New gym in Hermiston invites people to return to training
Published 8:00 pm Friday, November 19, 2021
- Hermiston’s newest gym, Elevate Fitness Studio, 2120 First St., stands ready for use patrons Thursday, Nov. 18, 2021. The gym opened Oct. 3.
HERMISTON — Having recently opened a new gym, personal trainer Toni Piek has been seeing people who are excited to start training again.
Piek is the owner of Elevate Fitness Studio, 2120 First St., Hermiston, which opened Oct. 3. This is the first time she has opened a gym.
She was training three customers in one session the morning of Thursday, Nov. 18, and they expressed happiness about Piek, her gym and their workouts.
“My body told me I needed it,” Pam Hefner said about working out.
She said she used to train at the gym before the pandemic, back before it was closed under a different name and different ownership. Then, she changed her lifestyle, doing some walking and Zoom workouts, but it was not the same as being in the gym, she said.
She added she missed the gym, is glad to be back and is happy with Piek as a trainer. The other two women training with her expressed the same feelings.
“Toni is such an awesome trainer,” Connie Burke said. And Geneva Timpy agreed but added, “She cuts me no slack.”
Exercise provided Timpy with stress relief, she said. Yoga, in particular, provided her a way for dealing with the difficult time we have all been facing since we first heard of the coronavirus.
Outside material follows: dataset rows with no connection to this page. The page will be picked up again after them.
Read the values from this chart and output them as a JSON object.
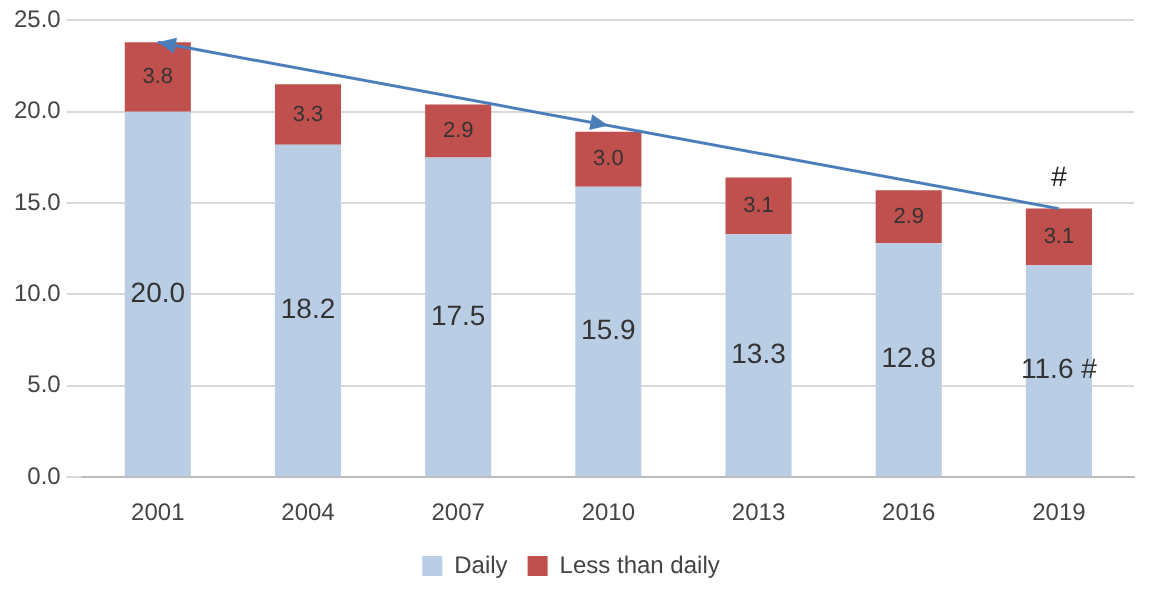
{
  "chart_data": {
    "type": "bar",
    "stacked": true,
    "categories": [
      "2001",
      "2004",
      "2007",
      "2010",
      "2013",
      "2016",
      "2019"
    ],
    "series": [
      {
        "name": "Daily",
        "color": "#b9cde5",
        "values": [
          20.0,
          18.2,
          17.5,
          15.9,
          13.3,
          12.8,
          11.6
        ],
        "value_labels": [
          "20.0",
          "18.2",
          "17.5",
          "15.9",
          "13.3",
          "12.8",
          "11.6 #"
        ]
      },
      {
        "name": "Less than daily",
        "color": "#c0504d",
        "values": [
          3.8,
          3.3,
          2.9,
          3.0,
          3.1,
          2.9,
          3.1
        ],
        "value_labels": [
          "3.8",
          "3.3",
          "2.9",
          "3.0",
          "3.1",
          "2.9",
          "3.1"
        ]
      }
    ],
    "ylim": [
      0,
      25
    ],
    "yticks": [
      {
        "value": 0,
        "label": "0.0"
      },
      {
        "value": 5,
        "label": "5.0"
      },
      {
        "value": 10,
        "label": "10.0"
      },
      {
        "value": 15,
        "label": "15.0"
      },
      {
        "value": 20,
        "label": "20.0"
      },
      {
        "value": 25,
        "label": "25.0"
      }
    ],
    "grid": "y",
    "legend": "bottom",
    "annotations": [
      {
        "text": "#",
        "x": "2019",
        "y": 14.7
      }
    ]
  }
}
“The last couple of years have been tough,” Piek said. She expressed her hope that her gym could raise people’s spirits in addition to improving their health. Therefore, she said, she named the gym “Elevate.”
For Piek, exercise is a great helper, she said, and she told of her own history with it. She said she has not been fit all of her life. Though she was active and played basketball in her youth, she did not start working out until after she had kids.
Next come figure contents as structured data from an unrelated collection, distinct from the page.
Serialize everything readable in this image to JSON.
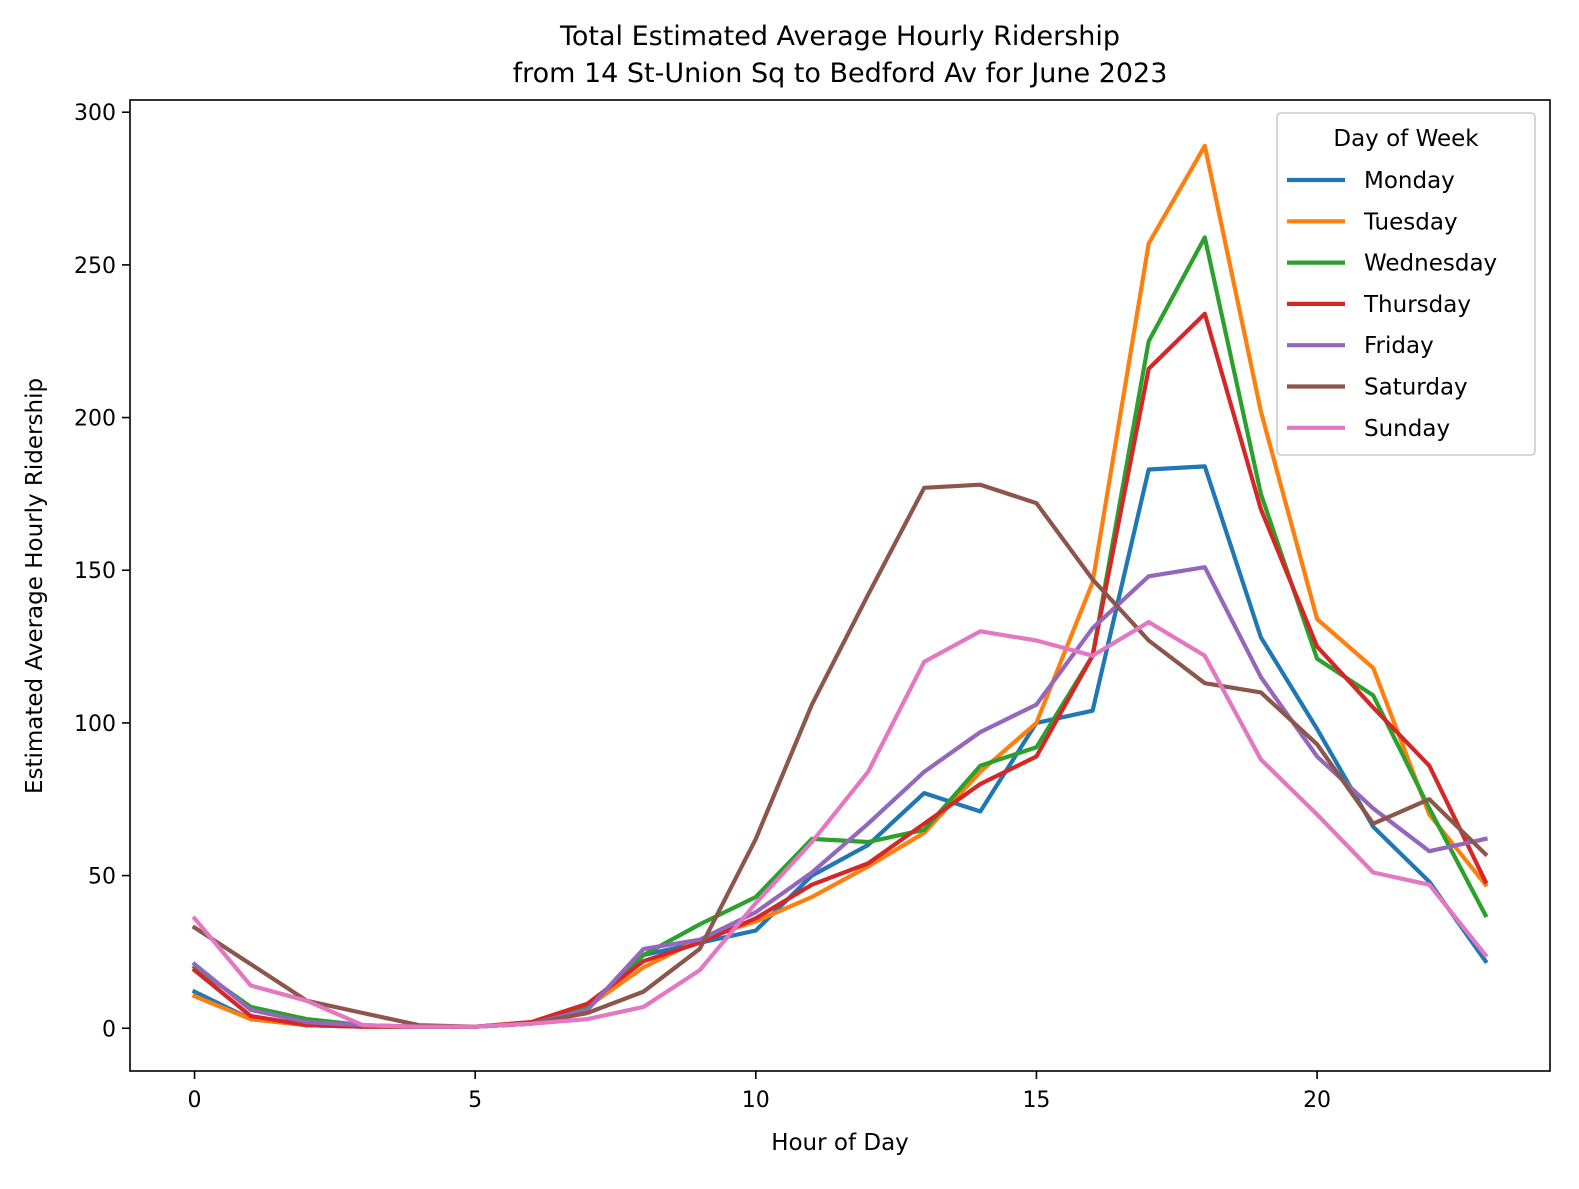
{
  "chart_data": {
    "type": "line",
    "title": [
      "Total Estimated Average Hourly Ridership",
      "from 14 St-Union Sq to Bedford Av for June 2023"
    ],
    "xlabel": "Hour of Day",
    "ylabel": "Estimated Average Hourly Ridership",
    "xlim": [
      -1.15,
      24.15
    ],
    "ylim": [
      -14,
      304
    ],
    "xticks": [
      0,
      5,
      10,
      15,
      20
    ],
    "yticks": [
      0,
      50,
      100,
      150,
      200,
      250,
      300
    ],
    "grid": false,
    "legend": {
      "title": "Day of Week",
      "placement": "top-right"
    },
    "x": [
      0,
      1,
      2,
      3,
      4,
      5,
      6,
      7,
      8,
      9,
      10,
      11,
      12,
      13,
      14,
      15,
      16,
      17,
      18,
      19,
      20,
      21,
      22,
      23
    ],
    "series": [
      {
        "name": "Monday",
        "color": "#1f77b4",
        "values": [
          12,
          3,
          1,
          0.5,
          0.5,
          0.5,
          1.5,
          7,
          24,
          28,
          32,
          50,
          60,
          77,
          71,
          100,
          104,
          183,
          184,
          128,
          98,
          66,
          48,
          22
        ]
      },
      {
        "name": "Tuesday",
        "color": "#ff7f0e",
        "values": [
          10.5,
          3,
          1,
          0.5,
          0.5,
          0.5,
          2,
          7,
          20,
          29,
          35,
          43,
          53,
          64,
          84,
          100,
          146,
          257,
          289,
          202,
          134,
          118,
          70,
          47
        ]
      },
      {
        "name": "Wednesday",
        "color": "#2ca02c",
        "values": [
          20,
          7,
          3,
          1,
          0.5,
          0.5,
          1.5,
          7,
          24,
          34,
          43,
          62,
          61,
          65,
          86,
          92,
          122,
          225,
          259,
          175,
          121,
          109,
          72,
          37
        ]
      },
      {
        "name": "Thursday",
        "color": "#d62728",
        "values": [
          19,
          4,
          1,
          0.5,
          0.5,
          0.5,
          2,
          8,
          22,
          28,
          36,
          47,
          54,
          67,
          80,
          89,
          122,
          216,
          234,
          170,
          125,
          105,
          86,
          48
        ]
      },
      {
        "name": "Friday",
        "color": "#9467bd",
        "values": [
          21,
          6,
          2,
          1,
          0.5,
          0.5,
          1.5,
          6,
          26,
          29,
          38,
          51,
          67,
          84,
          97,
          106,
          131,
          148,
          151,
          115,
          89,
          72,
          58,
          62
        ]
      },
      {
        "name": "Saturday",
        "color": "#8c564b",
        "values": [
          33,
          21,
          9,
          5,
          1,
          0.5,
          1.5,
          5,
          12,
          26,
          62,
          106,
          142,
          177,
          178,
          172,
          147,
          127,
          113,
          110,
          93,
          67,
          75,
          57
        ]
      },
      {
        "name": "Sunday",
        "color": "#e377c2",
        "values": [
          36,
          14,
          9,
          1,
          0.5,
          0.5,
          1.5,
          3,
          7,
          19,
          41,
          61,
          84,
          120,
          130,
          127,
          122,
          133,
          122,
          88,
          70,
          51,
          47,
          24
        ]
      }
    ]
  }
}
Then, she went to a gym, dropped the kids off in the gym’s kids room and trained, she said. It helped her both mentally and emotionally, as it relieved her stress, she said.
Having now trained for 15 years, she is a National Academy of Sports Medicine certified personal trainer with a work history in physical therapy. Her work includes employment at Wheatland Village in Walla Walla, and she has been working with seniors for the past three years, she said.
These days, she gets up at around 4 a.m. for her first appointment 90 minutes later three days a week. By early afternoon, she has a break, but she returns to work in the evening for additional classes.
“It’s not work if you love what you do,” she said.
And she added most of her clients range in age from their 30s to their 70s and are trying to find the same of peace of mind she sought when she started training.
Piek is not offering an open gym membership in which people enter any time for workouts. Rather, she accepts clients for personal training sessions, group work or classes. In addition to classes she offers, she also has a yoga class and a cardio class, which other instructors teach. And another trainer comes in to train young people for sports.
Owning the gym excites and frightens her, she said.
“Everybody wishes that they could have their own place to call her own shots, but it’s scary,” she said.
She also said people have supported her, and she is appreciative.